Missel à l'usage de la collégiale saint Urbain de Troyes

10G817

 

En plein Brexit, le Département de l’Aube célèbre, en 2020, les 600 ans du Traité de Troyes entre la France et l’Angleterre. Scellé le 21 mai 1420, ce traité était censé mettre fin à la guerre de Cent Ans…

Nous vous présentons ces prochains mois, des objets présentés dans l'exposition :

 

Ce Missel s’ouvre sur un calendrier et se poursuit par diverses invocations et notations musicales écrites en latin sur deux colonnes. Il respecte les préceptes du chant grégorien.

Il est divisé en neuf psaumes qui marquent les temps forts des commémorations chrétiennes : premier dimanche de l’Avent, Nativité, Épiphanie, messe de la dédicace, recommandation pour l’Eucharistie, psaumes des fêtes de Pâques.

À l’intérieur de ces psaumes sont écrites les différentes prières et louanges nécessaires au célébrant, parfois agrémentées de partitions neumiques. Parmi les plus récurrentes se trouvent les Kyrie eleison, Alléluia, Pater Noster, Ave Maria et Gloria.
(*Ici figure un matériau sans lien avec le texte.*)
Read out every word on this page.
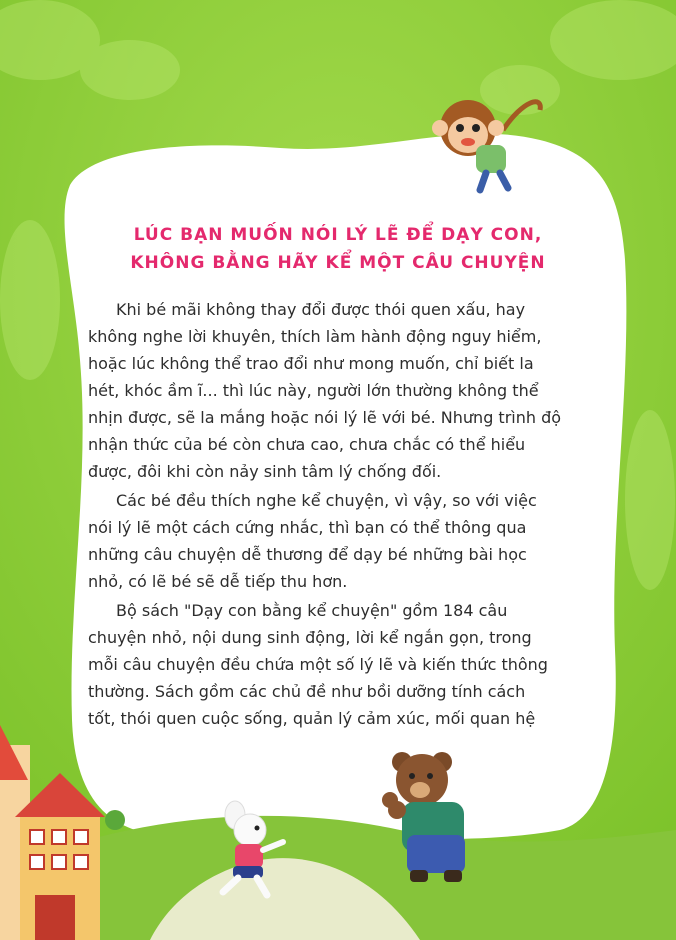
LÚC BẠN MUỐN NÓI LÝ LẼ ĐỂ DẠY CON,
KHÔNG BẰNG HÃY KỂ MỘT CÂU CHUYỆN

Khi bé mãi không thay đổi được thói quen xấu, hay
không nghe lời khuyên, thích làm hành động nguy hiểm,
hoặc lúc không thể trao đổi như mong muốn, chỉ biết la
hét, khóc ầm ĩ... thì lúc này, người lớn thường không thể
nhịn được, sẽ la mắng hoặc nói lý lẽ với bé. Nhưng trình độ
nhận thức của bé còn chưa cao, chưa chắc có thể hiểu
được, đôi khi còn nảy sinh tâm lý chống đối.

Các bé đều thích nghe kể chuyện, vì vậy, so với việc
nói lý lẽ một cách cứng nhắc, thì bạn có thể thông qua
những câu chuyện dễ thương để dạy bé những bài học
nhỏ, có lẽ bé sẽ dễ tiếp thu hơn.

Bộ sách "Dạy con bằng kể chuyện" gồm 184 câu
chuyện nhỏ, nội dung sinh động, lời kể ngắn gọn, trong
mỗi câu chuyện đều chứa một số lý lẽ và kiến thức thông
thường. Sách gồm các chủ đề như bồi dưỡng tính cách
tốt, thói quen cuộc sống, quản lý cảm xúc, mối quan hệ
Mais on y trouve les cantiques de cérémonies particulières comme le Ecce lignum crucis, chanté au début de la liturgie le vendredi Saint.

Des rubriques et des initiales bleues ou rouges identifient le début des prières. Les folios où commencent les psaumes sont particulièrement soignés puisqu’ils débutent tous par une initiale ornée colorée de bleu, rouge et rehaussée d’or. Ils sont également embellis de bordures végétales et florales bleues, rouges, beiges et vertes C’est dans ces marges que se trouvent les armoiries du commanditaire, le doyen du chapitre de Saint-Urbain Odard Hennequin (vairé d’or et d’azur, au chef de gueules chargé d’un lion passant d’or).

Le Missel est aussi orné de deux enluminures en pleine page disposées en miroir. La première, la Crucifixion, montre le Christ en croix entouré de la Vierge et de saint Jean. Le commanditaire, en habit ecclésiastique, est agenouillé devant saint Jean, le prie-Dieu à ses armes. La deuxième montre le Christ trônant en majesté, tenant dans sa main gauche l’orbe crucifère, accompagné d’anges protecteurs et du Tétramorphe.

À sa mort, en 1497, et selon la mention écrite au dernier folio du manuscrit, Odard Hennequin lègue ce somptueux manuscrit à la collégiale.